Katze.jpg

18

Die Heimreise

Ich hätte nicht gedacht, dass Bob und ich uns noch näher kommen könnten. Aber die beiden Horrornächte hatten uns tatsächlich noch inniger aneinander gebunden. In den nächsten Tagen klebte Bob an mir wie ein Magnet. Er passte auf mich auf, als hätte er Angst vor einem Rückfall.

Dabei ging es mir so gut wie seit Jahren nicht mehr. Allein der Gedanke an die dunklen Zeiten der Abhängigkeit jagte mir kalte Schauer über den Rücken. Nach allem, was ich durchgemacht hatte, würde es keinen Rückfall mehr geben.

Zur Feier meines persönlichen Erfolges wollte ich mein Apartment renovieren. Dafür arbeiteten Bob und ich jeden Tag ein bisschen länger an der U-Bahn-Station. Mit dem so verdienten Extrageld kaufte ich Farbe, ein paar passende Kissen und ein paar Bilder für die kahlen Wände.

Dazu erstand ich noch eine neue Couch aus einem Second-Hand-Möbelhaus in Tottenham. Der Bezug war aus schwerem weinrotem Stoff, der mit ein bisschen Glück den scharfen Krallen von Bob standhalten würde. Das alte Sofa war nur noch schäbig, und das leider nicht nur aus Altersgründen: Bob hatte sich an den Sofabeinen und auf der Sitzfläche mit Genuss die Krallen geschärft. Ab sofort war ein derartiges Benehmen strengstens verboten.
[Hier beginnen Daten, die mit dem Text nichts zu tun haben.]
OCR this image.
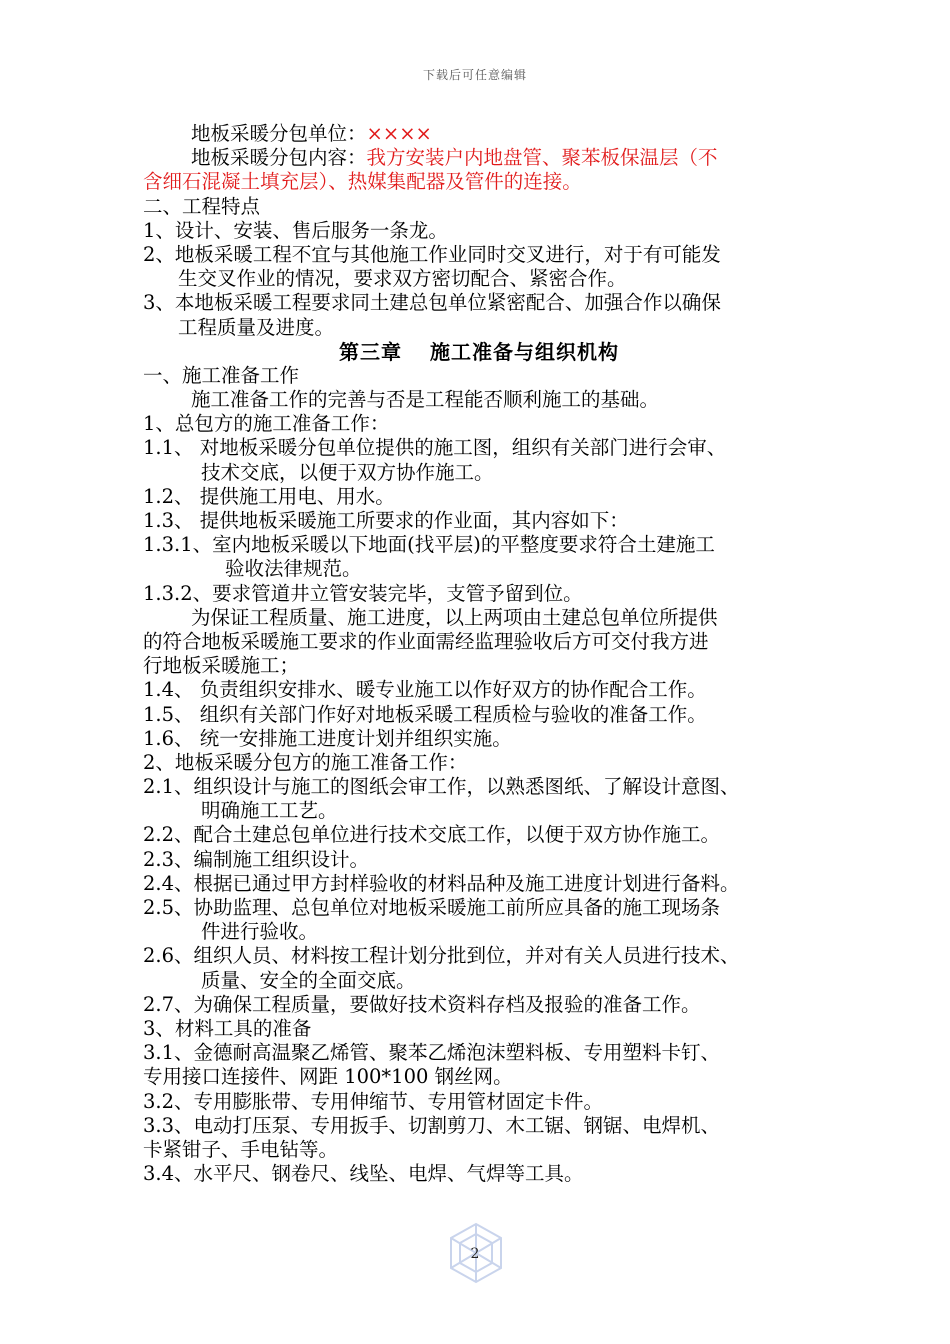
下载后可任意编辑
地板采暖分包单位：××××
地板采暖分包内容：我方安装户内地盘管、聚苯板保温层（不
含细石混凝土填充层）、热媒集配器及管件的连接。
二、工程特点
1、设计、安装、售后服务一条龙。
2、地板采暖工程不宜与其他施工作业同时交叉进行，对于有可能发
生交叉作业的情况，要求双方密切配合、紧密合作。
3、本地板采暖工程要求同土建总包单位紧密配合、加强合作以确保
工程质量及进度。
第三章 施工准备与组织机构
一、施工准备工作
施工准备工作的完善与否是工程能否顺利施工的基础。
1、总包方的施工准备工作：
1.1、 对地板采暖分包单位提供的施工图，组织有关部门进行会审、
技术交底，以便于双方协作施工。
1.2、 提供施工用电、用水。
1.3、 提供地板采暖施工所要求的作业面，其内容如下：
1.3.1、室内地板采暖以下地面(找平层)的平整度要求符合土建施工
验收法律规范。
1.3.2、要求管道井立管安装完毕，支管予留到位。
为保证工程质量、施工进度，以上两项由土建总包单位所提供
的符合地板采暖施工要求的作业面需经监理验收后方可交付我方进
行地板采暖施工；
1.4、 负责组织安排水、暖专业施工以作好双方的协作配合工作。
1.5、 组织有关部门作好对地板采暖工程质检与验收的准备工作。
1.6、 统一安排施工进度计划并组织实施。
2、地板采暖分包方的施工准备工作：
2.1、组织设计与施工的图纸会审工作，以熟悉图纸、了解设计意图、
明确施工工艺。
2.2、配合土建总包单位进行技术交底工作，以便于双方协作施工。
2.3、编制施工组织设计。
2.4、根据已通过甲方封样验收的材料品种及施工进度计划进行备料。
2.5、协助监理、总包单位对地板采暖施工前所应具备的施工现场条
件进行验收。
2.6、组织人员、材料按工程计划分批到位，并对有关人员进行技术、
质量、安全的全面交底。
2.7、为确保工程质量，要做好技术资料存档及报验的准备工作。
3、材料工具的准备
3.1、金德耐高温聚乙烯管、聚苯乙烯泡沫塑料板、专用塑料卡钉、
专用接口连接件、网距 100*100 钢丝网。
3.2、专用膨胀带、专用伸缩节、专用管材固定卡件。
3.3、电动打压泵、专用扳手、切割剪刀、木工锯、钢锯、电焊机、
卡紧钳子、手电钻等。
3.4、水平尺、钢卷尺、线坠、电焊、气焊等工具。
2
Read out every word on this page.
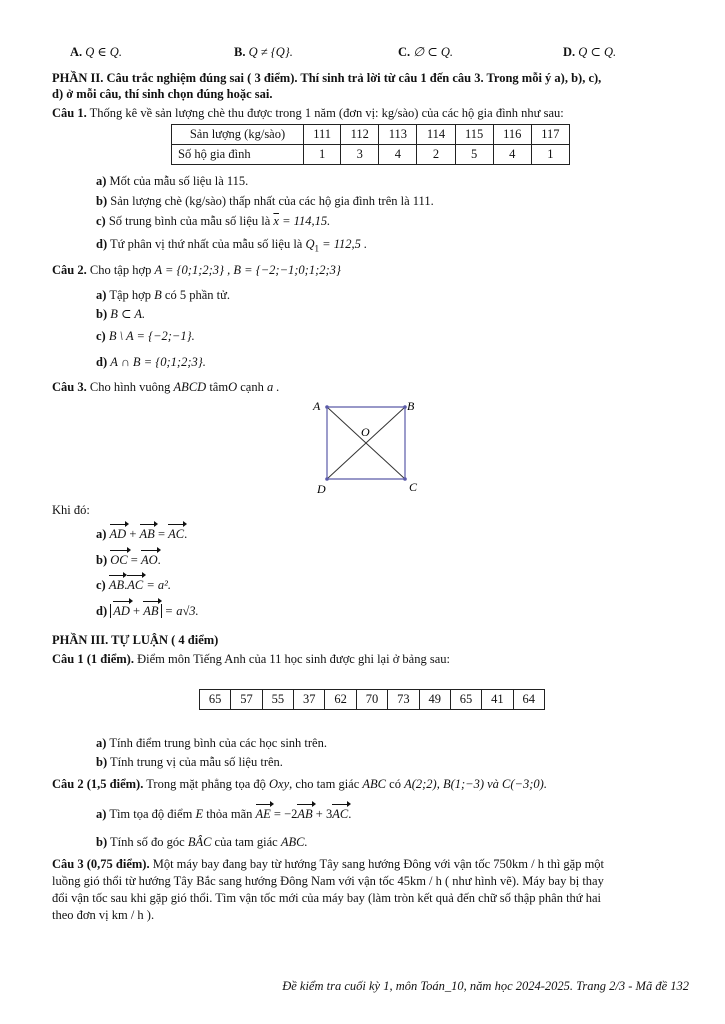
A. Q ∈ Q.	B. Q ≠ {Q}.	C. ∅ ⊂ Q.	D. Q ⊂ Q.
PHẦN II. Câu trắc nghiệm đúng sai ( 3 điểm). Thí sinh trả lời từ câu 1 đến câu 3. Trong mỗi ý a), b), c),
d) ở mỗi câu, thí sinh chọn đúng hoặc sai.
Câu 1. Thống kê về sản lượng chè thu được trong 1 năm (đơn vị: kg/sào) của các hộ gia đình như sau:
Sản lượng (kg/sào)	111	112	113	114	115	116	117
Số hộ gia đình	1	3	4	2	5	4	1
a) Mốt của mẫu số liệu là 115.
b) Sản lượng chè (kg/sào) thấp nhất của các hộ gia đình trên là 111.
c) Số trung bình của mẫu số liệu là $\overline{x} = 114,15$.
d) Tứ phân vị thứ nhất của mẫu số liệu là $Q_1 = 112,5$ .
Câu 2. Cho tập hợp A = {0;1;2;3} , B = {−2;−1;0;1;2;3}
a) Tập hợp B có 5 phần tử.
b) B ⊂ A.
c) B \ A = {−2;−1}.
d) A ∩ B = {0;1;2;3}.
Câu 3. Cho hình vuông ABCD tâmO cạnh a .
A	B
C
D
O
Khi đó:
a) AD + AB = AC.
b) OC = AO.
c) AB.AC = a².
d) AD + AB = a√3.
PHẦN III. TỰ LUẬN ( 4 điểm)
Câu 1 (1 điểm). Điểm môn Tiếng Anh của 11 học sinh được ghi lại ở bảng sau:
65	57	55	37	62	70	73	49	65	41	64
a) Tính điểm trung bình của các học sinh trên.
b) Tính trung vị của mẫu số liệu trên.
Câu 2 (1,5 điểm). Trong mặt phẳng tọa độ Oxy, cho tam giác ABC có A(2;2), B(1;−3) và C(−3;0).
a) Tìm tọa độ điểm E thỏa mãn AE = −2AB + 3AC.
b) Tính số đo góc BÂC của tam giác ABC.
Câu 3 (0,75 điểm). Một máy bay đang bay từ hướng Tây sang hướng Đông với vận tốc 750km / h thì gặp một
luồng gió thổi từ hướng Tây Bắc sang hướng Đông Nam với vận tốc 45km / h ( như hình vẽ). Máy bay bị thay
đổi vận tốc sau khi gặp gió thổi. Tìm vận tốc mới của máy bay (làm tròn kết quả đến chữ số thập phân thứ hai
theo đơn vị km / h ).
Đề kiểm tra cuối kỳ 1, môn Toán_10, năm học 2024-2025. Trang 2/3 - Mã đề 132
Die Wochen vergingen, und die Nächte wurden länger und kälter. Bob und ich verbrachten immer mehr Zeit auf unserem kuscheligen neuen Sofa. Ich freute mich schon auf unser nächstes gemeinsames Weihnachtsfest. Aber wieder einmal kam alles ganz anders.

Außer Rechnungen bekam ich kaum Post. Deshalb fiel mir der Umschlag sofort auf, der eines Morgens im November 2008 in meinem Briefkasten lag. Es war ein Luftpost-Brief mit einem Poststempel aus Tasmanien, der Insel vor der Südküste Australiens. Er kam von meiner Mutter.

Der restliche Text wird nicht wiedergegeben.